Markwayne Mullins Looking Into Sanctuary City Airports
There’s a difference between floating an idea and having the legal or logistical ability to carry it out—and Markwayne Mullin’s comments land firmly in that first category, at least for now.
What he’s suggesting sounds simple on the surface: if a city won’t cooperate with federal immigration enforcement, why should it continue to benefit from federal customs processing at its international airport? But once you move past the soundbite, the mechanics get complicated very quickly.
Start with who actually controls what. Customs and Border Protection isn’t a local function—it’s federal, operating under DHS authority at designated ports of entry. Airports don’t “own” customs; they host it. So removing CBP operations wouldn’t just punish a city government—it would effectively strip that airport of its ability to function as an international entry point. Flights wouldn’t just face delays; they’d be rerouted, reduced, or eliminated entirely.
That turns the proposal from a policy tweak into something much bigger: a restructuring of how international travel flows into the United States.
And then there’s the legal side. Sanctuary policies generally limit how local law enforcement cooperates with federal immigration authorities after someone is already in the community. They don’t typically interfere with federal agents operating within airports themselves. CBP officers already control entry at the border—airports included—without needing local permission. So the leverage Mullin is describing doesn’t map cleanly onto how authority is actually divided.
Where his argument does connect is political strategy. The Trump administration has already shown a willingness to use federal funding and resources as pressure points against jurisdictions that resist its immigration policies. This would be an escalation of that same approach—moving from funding disputes into operational consequences that affect travel, commerce, and infrastructure.

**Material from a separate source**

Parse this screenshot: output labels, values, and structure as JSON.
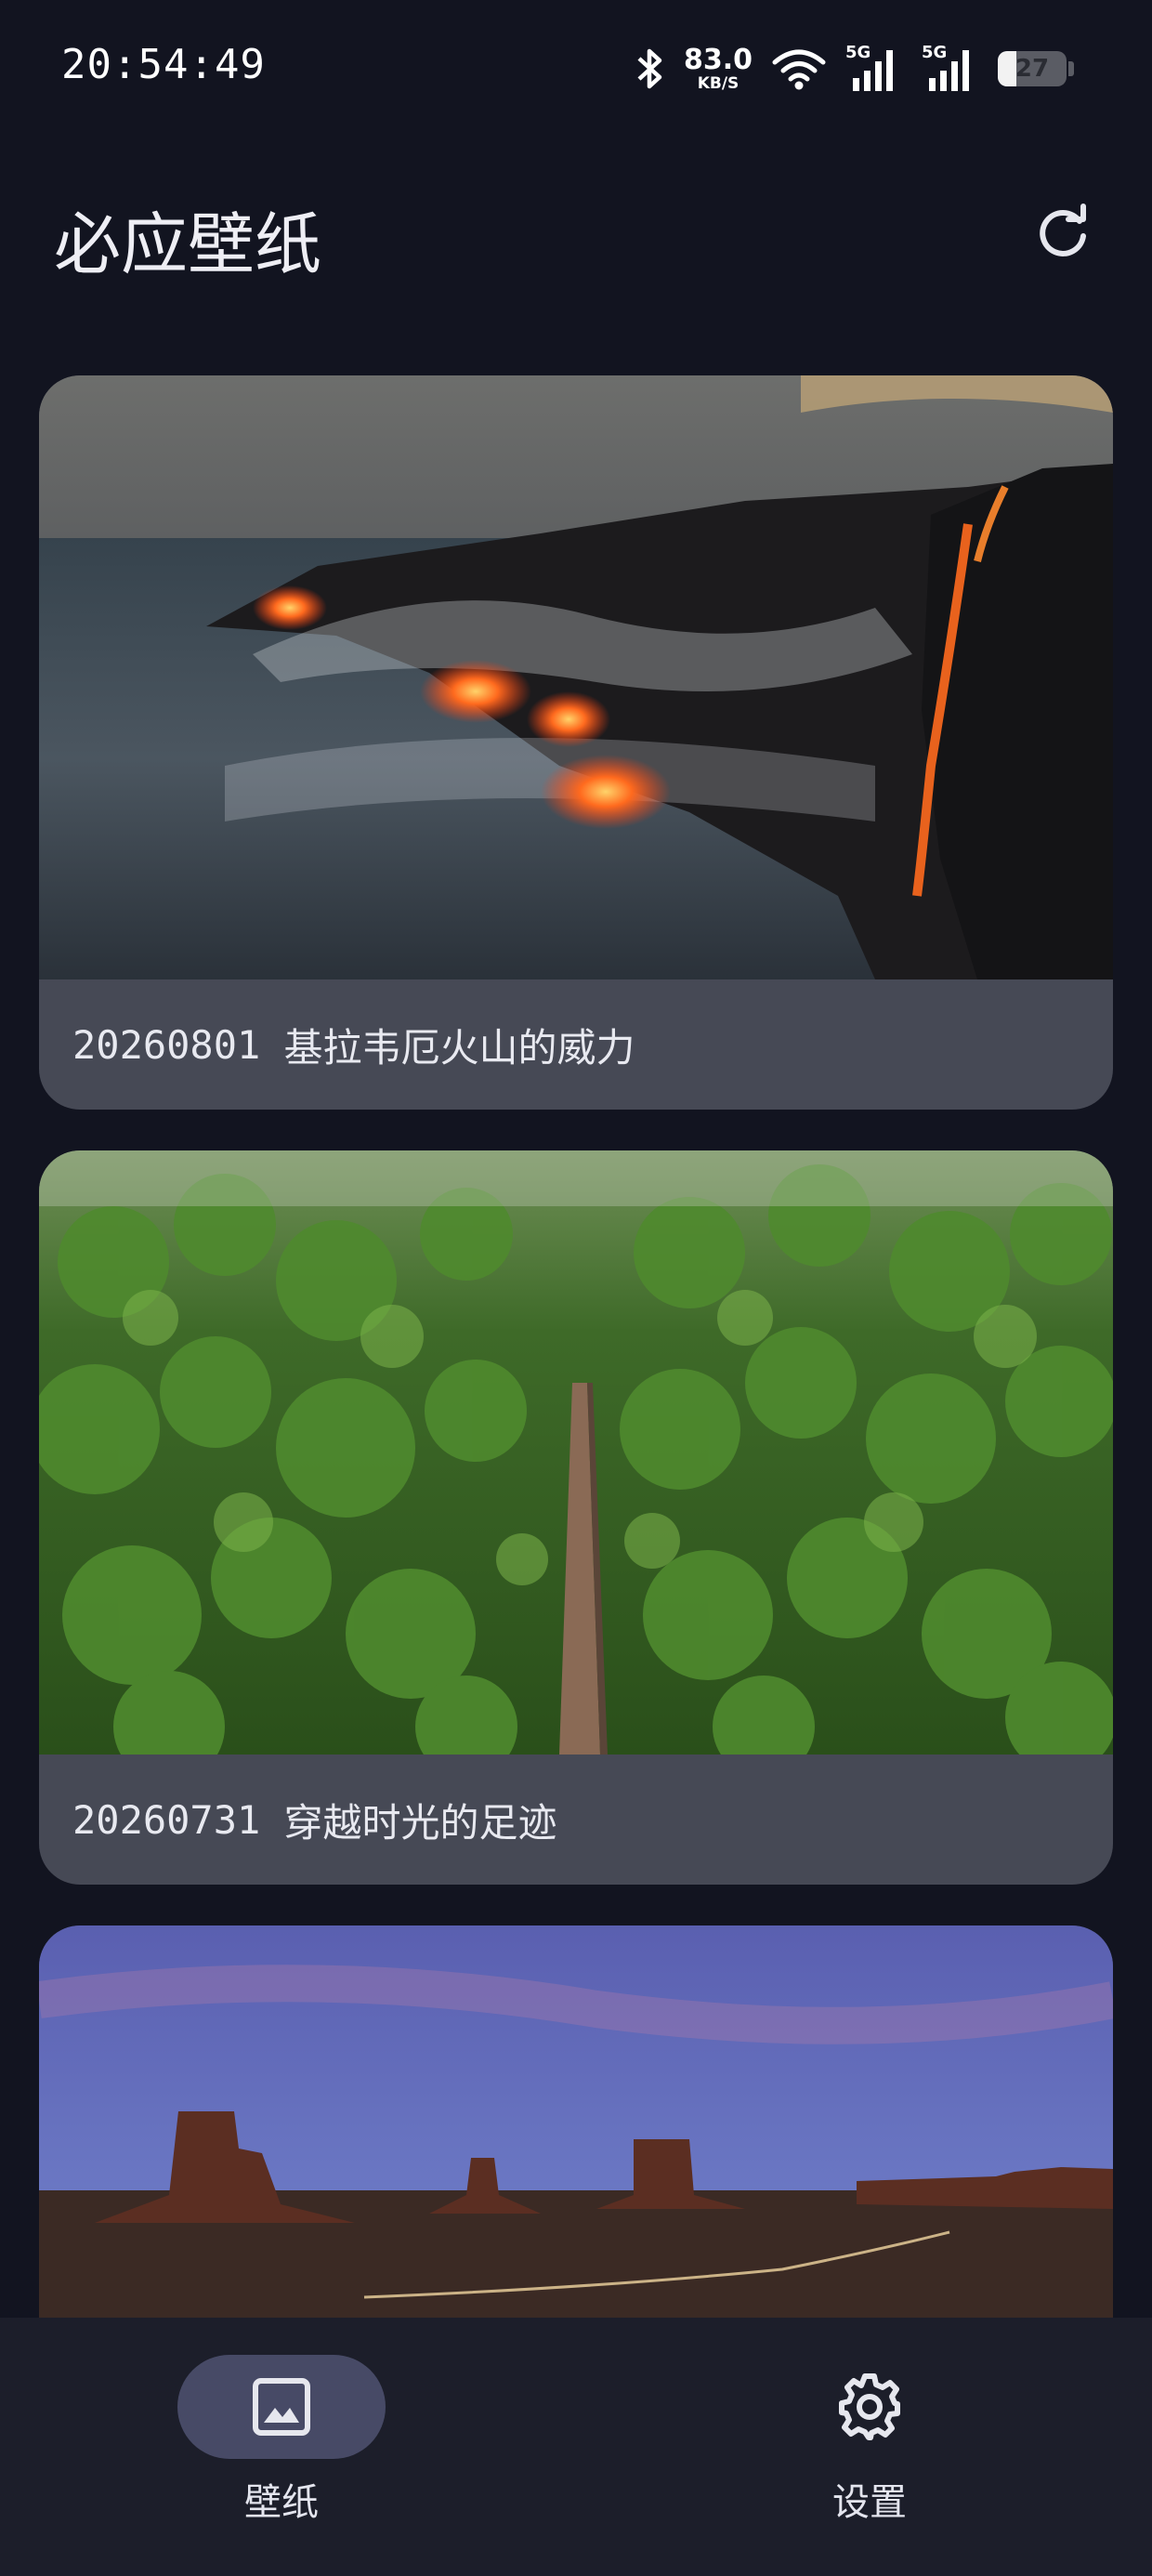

But that escalation comes with trade-offs. Pulling or reducing CBP presence in major metro airports wouldn’t just hit local governments—it would impact airlines, international travelers, and the broader economy tied to those hubs. Cities like New York, Los Angeles, or Chicago aren’t just political entities; they’re primary gateways into the country. Disrupting that has ripple effects far beyond immigration enforcement.
The comment about “prioritizing” is doing a lot of work here. It signals resource allocation as the justification—if cooperation isn’t there, resources might go elsewhere. That’s a more plausible framing than outright removal, but even then, any significant shift would face immediate legal challenges and logistical hurdles.
Whether it actually materializes is a different question entirely.